Penso que estas notícias foram mais perniciosas que benéficas, pois instalou-se a crença que o pior já tinha passado (o “pico” tinha sido ultrapassado) e a comunicação política de sinais contraditórios surgiu novamente.
Em abril e maio todos estávamos cientes que mais cedo que tarde teríamos todos de regressar a uma vida de aparente normalidade. Regresso ao trabalho presencial, reabrir estabelecimentos comerciais, levar por diante a vida na medida do possível. Sair de casa, para quem conseguiu permanecer em casa nos tempos iniciais da pandemia. Todos estávamos cientes que os contágios não iriam desaparecer, podendo inclusive aumentar, após o desconfinamento. Sabíamos dos riscos e a principal preocupação era garantir que o SNS conseguiria aguentar a pressão dos contágios, a Saúde Pública conseguir atuar atempadamente para isolar os novos casos identificados e que a responsabilidade individual de cada um de nós, tendo em conta, tudo o que já sabemos relativamente a distâncias, proteção individual, prevenção de contágios fosse suficiente para não termos que regressar a um novo Estado de Emergência. Nunca o objetivo no país foi chegar a julho e termos zero casos de novos contágios. Até porque sem imunidade comunitária, dificilmente se consegue estancar a propagação do vírus, mas, sim, termos capacidade de resposta.

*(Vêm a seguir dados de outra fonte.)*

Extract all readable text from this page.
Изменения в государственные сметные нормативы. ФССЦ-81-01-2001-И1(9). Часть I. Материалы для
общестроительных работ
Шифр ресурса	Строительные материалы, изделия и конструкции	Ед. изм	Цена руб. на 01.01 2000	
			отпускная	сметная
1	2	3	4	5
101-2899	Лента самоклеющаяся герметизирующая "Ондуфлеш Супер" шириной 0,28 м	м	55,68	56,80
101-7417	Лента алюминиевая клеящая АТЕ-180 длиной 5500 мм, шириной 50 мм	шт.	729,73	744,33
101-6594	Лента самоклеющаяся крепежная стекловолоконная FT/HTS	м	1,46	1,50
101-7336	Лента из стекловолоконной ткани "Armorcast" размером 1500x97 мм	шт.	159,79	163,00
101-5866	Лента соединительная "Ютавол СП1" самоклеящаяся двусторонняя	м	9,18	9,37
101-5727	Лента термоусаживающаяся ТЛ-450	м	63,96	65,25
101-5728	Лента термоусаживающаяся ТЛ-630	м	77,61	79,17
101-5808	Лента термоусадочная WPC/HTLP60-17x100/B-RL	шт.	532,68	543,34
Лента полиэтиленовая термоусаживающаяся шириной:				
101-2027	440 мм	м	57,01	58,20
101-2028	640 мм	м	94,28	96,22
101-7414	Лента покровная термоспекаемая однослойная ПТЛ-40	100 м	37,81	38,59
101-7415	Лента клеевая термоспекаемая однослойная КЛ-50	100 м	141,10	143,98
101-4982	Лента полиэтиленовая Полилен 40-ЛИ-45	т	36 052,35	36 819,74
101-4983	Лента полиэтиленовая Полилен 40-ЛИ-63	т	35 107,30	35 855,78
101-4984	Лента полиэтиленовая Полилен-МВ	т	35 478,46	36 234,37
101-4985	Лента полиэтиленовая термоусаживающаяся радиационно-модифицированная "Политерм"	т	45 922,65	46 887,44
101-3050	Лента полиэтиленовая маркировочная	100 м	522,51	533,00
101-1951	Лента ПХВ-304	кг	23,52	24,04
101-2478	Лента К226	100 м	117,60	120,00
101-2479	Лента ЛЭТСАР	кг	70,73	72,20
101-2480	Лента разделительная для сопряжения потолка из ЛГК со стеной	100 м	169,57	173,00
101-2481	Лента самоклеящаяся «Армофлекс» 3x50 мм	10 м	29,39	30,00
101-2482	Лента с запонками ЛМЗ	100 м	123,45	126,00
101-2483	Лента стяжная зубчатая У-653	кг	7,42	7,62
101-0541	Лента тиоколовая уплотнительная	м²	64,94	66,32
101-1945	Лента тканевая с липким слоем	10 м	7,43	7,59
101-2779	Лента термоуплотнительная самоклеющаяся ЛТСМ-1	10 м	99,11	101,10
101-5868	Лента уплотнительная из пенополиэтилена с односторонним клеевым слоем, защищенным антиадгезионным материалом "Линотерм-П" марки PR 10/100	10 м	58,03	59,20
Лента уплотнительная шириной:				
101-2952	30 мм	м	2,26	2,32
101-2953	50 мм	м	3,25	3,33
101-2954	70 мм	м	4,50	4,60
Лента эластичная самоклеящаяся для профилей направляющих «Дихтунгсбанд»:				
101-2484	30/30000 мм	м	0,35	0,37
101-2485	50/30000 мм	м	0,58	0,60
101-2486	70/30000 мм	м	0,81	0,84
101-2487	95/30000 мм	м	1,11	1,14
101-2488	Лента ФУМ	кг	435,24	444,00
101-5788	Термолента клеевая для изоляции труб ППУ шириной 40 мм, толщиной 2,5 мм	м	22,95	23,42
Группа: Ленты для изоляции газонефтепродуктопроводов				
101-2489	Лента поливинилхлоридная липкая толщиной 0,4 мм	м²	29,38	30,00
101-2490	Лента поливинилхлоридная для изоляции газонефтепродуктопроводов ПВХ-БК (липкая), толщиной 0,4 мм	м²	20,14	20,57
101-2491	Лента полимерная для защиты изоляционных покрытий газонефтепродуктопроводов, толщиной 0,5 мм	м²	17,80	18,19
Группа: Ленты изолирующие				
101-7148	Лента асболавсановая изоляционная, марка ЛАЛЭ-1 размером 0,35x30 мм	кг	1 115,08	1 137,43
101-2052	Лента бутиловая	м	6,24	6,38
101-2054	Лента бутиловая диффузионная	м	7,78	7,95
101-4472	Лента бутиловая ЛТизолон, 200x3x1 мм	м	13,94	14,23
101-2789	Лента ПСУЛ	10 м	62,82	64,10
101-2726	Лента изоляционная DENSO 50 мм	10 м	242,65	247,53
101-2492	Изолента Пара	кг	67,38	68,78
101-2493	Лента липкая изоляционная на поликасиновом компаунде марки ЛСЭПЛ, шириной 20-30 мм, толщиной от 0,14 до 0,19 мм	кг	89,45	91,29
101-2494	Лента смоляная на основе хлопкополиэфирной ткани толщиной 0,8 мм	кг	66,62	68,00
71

Está certo que o restabelecimento da nossa atividade económica é fundamental para ultrapassarmos a crise, mas a preocupação exagerada com o número de casos (a existência de qualquer caso é algo negativo em si mesmo, mas sem vacina, sem cura, alguém pode honestamente achar que deixaremos de ter casos, como se fossemos uma qualquer ilha isolada no meio do pacífico?) talvez por causa da perceção que potenciais países exportadores de turistas terão sobre Portugal seja mesmo o mais relevante?
Acharia alguém há 2 meses que não iria haver contágios? Ou haveria mesmo alguém que achasse que problemas estruturais do país de décadas se iriam resolver neste curtíssimo espaço de tempo? Os problemas da habitação condigna? Os problemas de desinvestimento de décadas no transporte público? Da pobreza que leva à situação de sobre-exposição ao vírus? Os problemas de falta de recursos humanos especializados em toda a administração pública e em especial na saúde, segurança social, forças de segurança, ACT?
A consciência da realidade que temos e somos não pode, obviamente, levar ao imobilismo, mas a resolução de problemas estruturais que se estivessem solucionados tornaria tudo mais fácil e simples, também não irá ocorrer em semanas, meses e, alguns, nem em anos.
Resta-nos, portanto, a consciência pública que este vírus veio para ficar, enquanto não houver cura, e todos somos responsáveis pela redução dos contágios e por evitar que as pessoas afetadas pelo vírus seja o mínimo possível e com o menor número possível de mortes.
Esta é a nossa realidade, por isso é importante que no topo da administração pública, Governo incluído, não se comemore entusiasticamente qualquer vitória como se a COVID-19 fosse algo do passado, nem se entre em depressão porque há respostas que aqui e ali são necessárias dar e ainda não foram dadas, ou porque o país A ou B hoje não tem mais casos que Portugal. Preocupante seria vermos em Portugal o caos que já vimos com esta pandemia noutros países e isso felizmente ainda não nos aconteceu e todos esperamos que não venha a acontecer.
Porque a realidade não é estanque, a grande vitória será termos o país preparado para agir rápida e eficientemente, quando os problemas que não podem ser antecipados surjam. A grande vitória será sairmos desta pandemia melhores preparados para a incerteza do futuro.